When Yoshitoki died in 1224 - some say that he was poisoned by his wife, who hoped to shift control of the shogunate to her own family - it was the sixty-seven-year-old Masako who foiled the plot and ensured the succession of Yoshitoki's son Yasutoki as regent. Thus this remarkable woman remained a political player to be reckoned with almost to the moment of her death a year later.
Achievements
Religion
Immediately after Yoritomo’s untimely demise, Masako became a Buddhist nun.
Politics
After the death of Masako's husband, she kept getting pulled back into politics. Her son Yoriie assumed power and started killing people he didn’t like, seizing property. When he made plans to murder a governor named Morinaga, Masako left her temple, stood in front of Morinaga’s house, and said, "if you’re gonna kill him, you gotta go through me first."
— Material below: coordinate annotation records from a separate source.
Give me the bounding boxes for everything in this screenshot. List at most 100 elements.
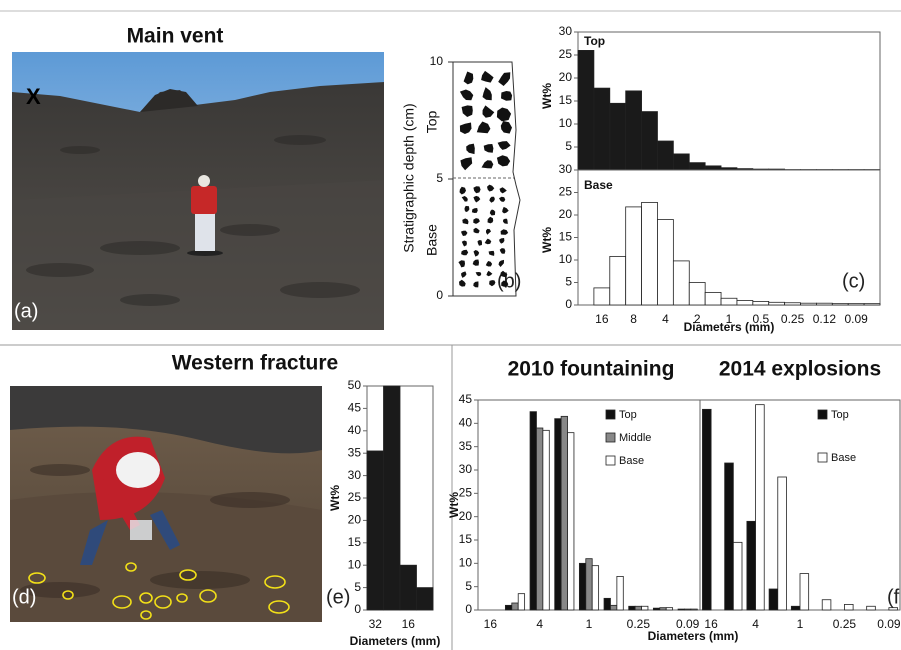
x-tick-label: 0.09 bbox=[676, 617, 700, 631]
x-tick-label: 1 bbox=[797, 617, 804, 631]
y-tick-label: 10 bbox=[559, 252, 573, 266]
bar bbox=[560, 415, 568, 611]
series-label: Top bbox=[584, 34, 605, 48]
clast bbox=[463, 71, 474, 85]
bar bbox=[578, 562, 587, 611]
bar bbox=[591, 565, 600, 611]
x-tick-label: 16 bbox=[704, 617, 718, 631]
clast bbox=[458, 260, 465, 268]
y-tick-label: 10 bbox=[459, 556, 473, 570]
axis-title: Stratigraphic depth (cm) bbox=[401, 103, 417, 252]
panel-label: (f bbox=[887, 586, 900, 608]
bar bbox=[672, 153, 690, 171]
x-tick-label: 0.09 bbox=[877, 617, 901, 631]
y-tick-label: 0 bbox=[565, 297, 572, 311]
clast bbox=[461, 105, 473, 117]
bar bbox=[702, 408, 712, 611]
bar bbox=[677, 608, 685, 611]
panel-title: Main vent bbox=[127, 25, 224, 48]
bar bbox=[746, 520, 756, 611]
clast bbox=[471, 208, 478, 213]
y-tick-label: 5 bbox=[465, 579, 472, 593]
x-tick-label: 4 bbox=[536, 617, 543, 631]
clast bbox=[473, 195, 481, 203]
bar bbox=[684, 608, 692, 611]
y-tick-label: 5 bbox=[354, 580, 361, 594]
clast bbox=[499, 248, 506, 254]
bar bbox=[768, 588, 779, 611]
bar bbox=[657, 140, 674, 171]
y-tick-label: 40 bbox=[348, 423, 362, 437]
bar bbox=[652, 607, 661, 611]
clast bbox=[472, 259, 479, 266]
x-tick-label: 0.25 bbox=[781, 312, 805, 326]
bar bbox=[641, 111, 658, 171]
x-tick-label: 2 bbox=[694, 312, 701, 326]
clast bbox=[462, 218, 469, 225]
clast bbox=[500, 229, 509, 235]
clast bbox=[473, 186, 481, 194]
photo-marker: X bbox=[26, 84, 41, 109]
clast bbox=[461, 240, 467, 247]
y-tick-label: 25 bbox=[348, 490, 362, 504]
y-tick-label: 0 bbox=[354, 602, 361, 616]
y-tick-label: 5 bbox=[565, 139, 572, 153]
x-axis-title: Diameters (mm) bbox=[350, 634, 441, 648]
x-tick-label: 4 bbox=[662, 312, 669, 326]
y-axis-title: Wt% bbox=[540, 83, 554, 109]
bar bbox=[736, 300, 754, 306]
clast bbox=[459, 279, 466, 287]
bar bbox=[888, 607, 898, 611]
y-tick-label: 25 bbox=[559, 47, 573, 61]
clast bbox=[481, 70, 494, 83]
clast bbox=[484, 238, 492, 245]
bar bbox=[641, 201, 658, 306]
bar bbox=[688, 162, 706, 171]
bar bbox=[672, 260, 690, 306]
clast bbox=[499, 196, 506, 202]
y-tick-label: 5 bbox=[565, 275, 572, 289]
panel-title: Western fracture bbox=[172, 352, 339, 375]
bar bbox=[628, 605, 636, 611]
bar bbox=[593, 287, 611, 306]
bar bbox=[609, 102, 627, 171]
bar bbox=[844, 604, 854, 611]
bar bbox=[704, 165, 722, 171]
photo-western-fracture: (d) bbox=[10, 386, 322, 622]
clast bbox=[489, 209, 496, 216]
clast bbox=[477, 240, 482, 246]
bar bbox=[542, 429, 550, 611]
y-tick-label: 10 bbox=[348, 557, 362, 571]
panel-label: (c) bbox=[842, 270, 865, 292]
x-tick-label: 0.12 bbox=[813, 312, 837, 326]
clast bbox=[487, 184, 495, 192]
bar bbox=[603, 597, 611, 611]
x-tick-label: 8 bbox=[630, 312, 637, 326]
clast bbox=[473, 227, 480, 234]
y-tick-label: 10 bbox=[559, 116, 573, 130]
bar bbox=[720, 297, 738, 306]
x-tick-label: 1 bbox=[586, 617, 593, 631]
clast bbox=[483, 144, 494, 153]
clast bbox=[461, 271, 467, 278]
bar bbox=[567, 432, 575, 611]
bar bbox=[816, 302, 833, 306]
bar bbox=[799, 573, 810, 611]
bar bbox=[732, 541, 743, 611]
y-tick-label: 30 bbox=[559, 162, 573, 176]
bar bbox=[383, 385, 401, 611]
y-tick-label: 25 bbox=[459, 486, 473, 500]
legend-swatch bbox=[817, 452, 828, 463]
bar bbox=[847, 303, 865, 306]
clast bbox=[473, 250, 480, 257]
panel-label: (a) bbox=[14, 300, 38, 322]
bar bbox=[790, 605, 801, 611]
bar bbox=[821, 599, 832, 611]
clast bbox=[461, 196, 468, 202]
strat-column: Stratigraphic depth (cm) Top Base (b) 05… bbox=[401, 54, 522, 302]
bar bbox=[768, 301, 786, 306]
x-tick-label: 0.25 bbox=[833, 617, 857, 631]
clast bbox=[461, 249, 469, 256]
y-tick-label: 30 bbox=[348, 468, 362, 482]
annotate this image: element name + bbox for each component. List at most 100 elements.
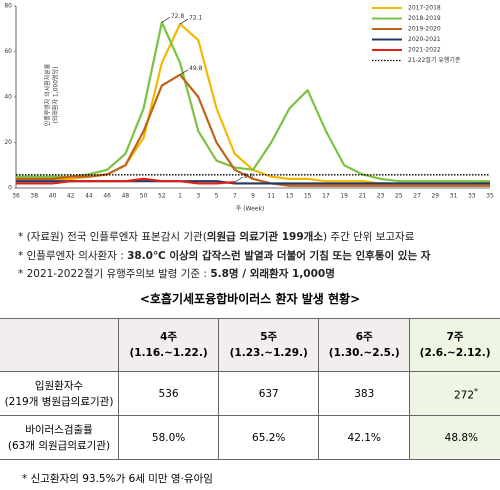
x-tick-label: 44	[85, 193, 93, 200]
x-tick-label: 23	[377, 193, 385, 200]
cell: 65.2%	[218, 415, 320, 460]
x-tick-label: 31	[450, 193, 458, 200]
header-cell: 5주 (1.23.~1.29.)	[218, 318, 320, 372]
x-tick-label: 5	[215, 193, 219, 200]
table-title: <호흡기세포융합바이러스 환자 발생 현황>	[139, 292, 361, 306]
x-tick-label: 27	[413, 193, 421, 200]
x-tick-label: 21	[359, 193, 367, 200]
row: 입원환자수 (219개 병원급의료기관) 536 637 383 272*	[0, 371, 500, 416]
y-axis-label: 인플루엔자 의사환자분율	[44, 63, 52, 126]
x-tick-label: 17	[322, 193, 330, 200]
legend-label: 2018-2019	[408, 15, 441, 22]
x-tick-label: 7	[233, 193, 237, 200]
y-tick-label: 80	[4, 3, 12, 10]
header-text: (1.16.~1.22.)	[129, 347, 208, 359]
label-text: (219개 병원급의료기관)	[4, 395, 114, 408]
note-text: * 2021-2022절기 유행주의보 발령 기준 :	[18, 268, 211, 280]
x-tick-label: 48	[122, 193, 130, 200]
note-text: * (자료원) 전국 인플루엔자 표본감시 기관(	[18, 231, 207, 243]
header-text: 7주	[446, 331, 464, 343]
cell-text: 272	[453, 389, 474, 402]
label-leader	[161, 17, 171, 23]
cell: 272*	[409, 371, 500, 416]
header-cell: 7주 (2.6.~2.12.)	[409, 318, 500, 372]
x-tick-label: 36	[12, 193, 20, 200]
x-tick-label: 19	[340, 193, 348, 200]
cell: 58.0%	[117, 415, 220, 460]
x-tick-label: 33	[468, 193, 476, 200]
series-line	[16, 73, 490, 187]
y-axis-label: (외래환자 1,000명당)	[52, 67, 60, 124]
header-text: (2.6.~2.12.)	[419, 347, 491, 359]
y-tick-label: 60	[4, 48, 12, 55]
x-tick-label: 52	[158, 193, 166, 200]
header-text: 4주	[160, 331, 178, 343]
label-leader	[179, 69, 189, 75]
cell: 536	[117, 371, 220, 416]
row-label: 입원환자수 (219개 병원급의료기관)	[0, 371, 119, 416]
label-text: 바이러스검출률	[25, 423, 93, 436]
note-text: 38.0℃ 이상의 갑작스런 발열과 더불어 기침 또는 인후통이 있는 자	[127, 249, 431, 262]
row-label: 바이러스검출률 (63개 의원급의료기관)	[0, 415, 119, 460]
label-leader	[234, 176, 243, 183]
note-text: ) 주간 단위 보고자료	[322, 231, 415, 243]
x-tick-label: 1	[178, 193, 182, 200]
cell-mark: *	[474, 386, 478, 396]
legend-label: 2021-2022	[408, 47, 441, 54]
notes: * (자료원) 전국 인플루엔자 표본감시 기관(의원급 의료기관 199개소)…	[18, 228, 430, 284]
note: * (자료원) 전국 인플루엔자 표본감시 기관(의원급 의료기관 199개소)…	[18, 228, 430, 247]
series-line	[16, 21, 490, 183]
cell: 42.1%	[318, 415, 411, 460]
x-tick-label: 40	[49, 193, 57, 200]
x-tick-label: 13	[286, 193, 294, 200]
header-cell: 6주 (1.30.~2.5.)	[318, 318, 411, 372]
x-tick-label: 50	[140, 193, 148, 200]
header-text: (1.30.~2.5.)	[328, 347, 400, 359]
x-tick-label: 11	[267, 193, 275, 200]
legend-label: 2020-2021	[408, 36, 441, 43]
y-tick-label: 20	[4, 139, 12, 146]
footnote: * 신고환자의 93.5%가 6세 미만 영·유아임	[22, 473, 213, 485]
note-text: * 인플루엔자 의사환자 :	[18, 249, 128, 262]
label-text: (63개 의원급의료기관)	[7, 439, 111, 452]
label-text: 입원환자수	[34, 379, 84, 392]
x-tick-label: 3	[196, 193, 200, 200]
header-text: 6주	[355, 331, 373, 343]
header-row: 4주 (1.16.~1.22.) 5주 (1.23.~1.29.) 6주 (1.30.…	[0, 318, 500, 372]
x-axis-label: 주 (Week)	[236, 206, 265, 213]
cell: 48.8%	[409, 415, 500, 460]
x-tick-label: 25	[395, 193, 403, 200]
legend-label: 2019-2020	[408, 26, 441, 33]
data-label: 72.1	[189, 14, 203, 21]
series-line	[16, 177, 235, 185]
table: 4주 (1.16.~1.22.) 5주 (1.23.~1.29.) 6주 (1.30.…	[0, 318, 500, 460]
legend-label: 21-22절기 유행기준	[408, 56, 461, 64]
label-leader	[179, 18, 189, 25]
x-tick-label: 9	[251, 193, 255, 200]
note: * 2021-2022절기 유행주의보 발령 기준 : 5.8명 / 외래환자 …	[18, 265, 430, 284]
x-tick-label: 38	[30, 193, 38, 200]
x-tick-label: 29	[431, 193, 439, 200]
row: 바이러스검출률 (63개 의원급의료기관) 58.0% 65.2% 42.1% 4…	[0, 415, 500, 460]
x-tick-label: 15	[304, 193, 312, 200]
cell: 383	[318, 371, 411, 416]
x-tick-label: 46	[103, 193, 111, 200]
x-tick-label: 35	[486, 193, 494, 200]
y-tick-label: 0	[8, 185, 12, 192]
note-text: 5.8명 / 외래환자 1,000명	[210, 268, 335, 280]
header-text: 5주	[260, 331, 278, 343]
legend-label: 2017-2018	[408, 5, 441, 12]
data-label: 49.8	[189, 65, 203, 72]
data-label: 2.6	[244, 173, 254, 180]
x-tick-label: 42	[67, 193, 75, 200]
data-label: 72.8	[171, 13, 185, 20]
cell: 637	[218, 371, 320, 416]
header-cell	[0, 318, 119, 372]
header-cell: 4주 (1.16.~1.22.)	[117, 318, 220, 372]
note-text: 의원급 의료기관 199개소	[206, 231, 323, 243]
note: * 인플루엔자 의사환자 : 38.0℃ 이상의 갑작스런 발열과 더불어 기침…	[18, 247, 430, 266]
y-tick-label: 40	[4, 94, 12, 101]
header-text: (1.23.~1.29.)	[229, 347, 308, 359]
chart: 인플루엔자 의사환자분율 (외래환자 1,000명당) 주 (Week) 0 20…	[4, 3, 494, 213]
She took control of the shogunate, obliterated the assailants, and made her son give up the claim to the throne. From there on, she ruled pretty much directly - despite the fact that she was, on paper, just a common nun.
Personality
Masako openly defied her husband. When Yoritomo impregnated another lover, Masako ordered the woman dismissed and then run out of town. Later, Yoritomo started crushing on a court dancer named Shizuka Gozen, who didn’t want anything to do with him - and let it be known by publicly insulting him in poem form. This delighted Masako, and she took Shizuka under her wing, even trying to help her get out of town.
Connections
Around 1177 Masako met the young exile Yoritomo, and the two fell in love. Her father found out about their relationship and, concerned because he feared it would arouse the wrath of the Taira clan, tried to arrange a marriage for her with Yamaki Karnataka, a member of the Taira clan and a guard over Minamoto no Yoritomo. Masako ran away with Yoritomo and they took refuge in the mountains of Izu, where the soldier monks were so powerful that even Yamaki Kanetaka could not pursue them there. Masako and Yoritomo were married, and in 1180, they had their first daughter, Ō-Hime. In 1182, Masako and Yoritomo had their first son, Minamoto no Yoriie, who would be the heir.
In 1192, Yoritomo was named shōgun by Cloistered Emperor Go-Shirakawa, who died later that year. He was now the most powerful man in Japan and gave that power over to Masako as well. The Hōjō clan shared in that power. That same year, Masako and Yoritomo had another son, Minamoto no Sanetomo.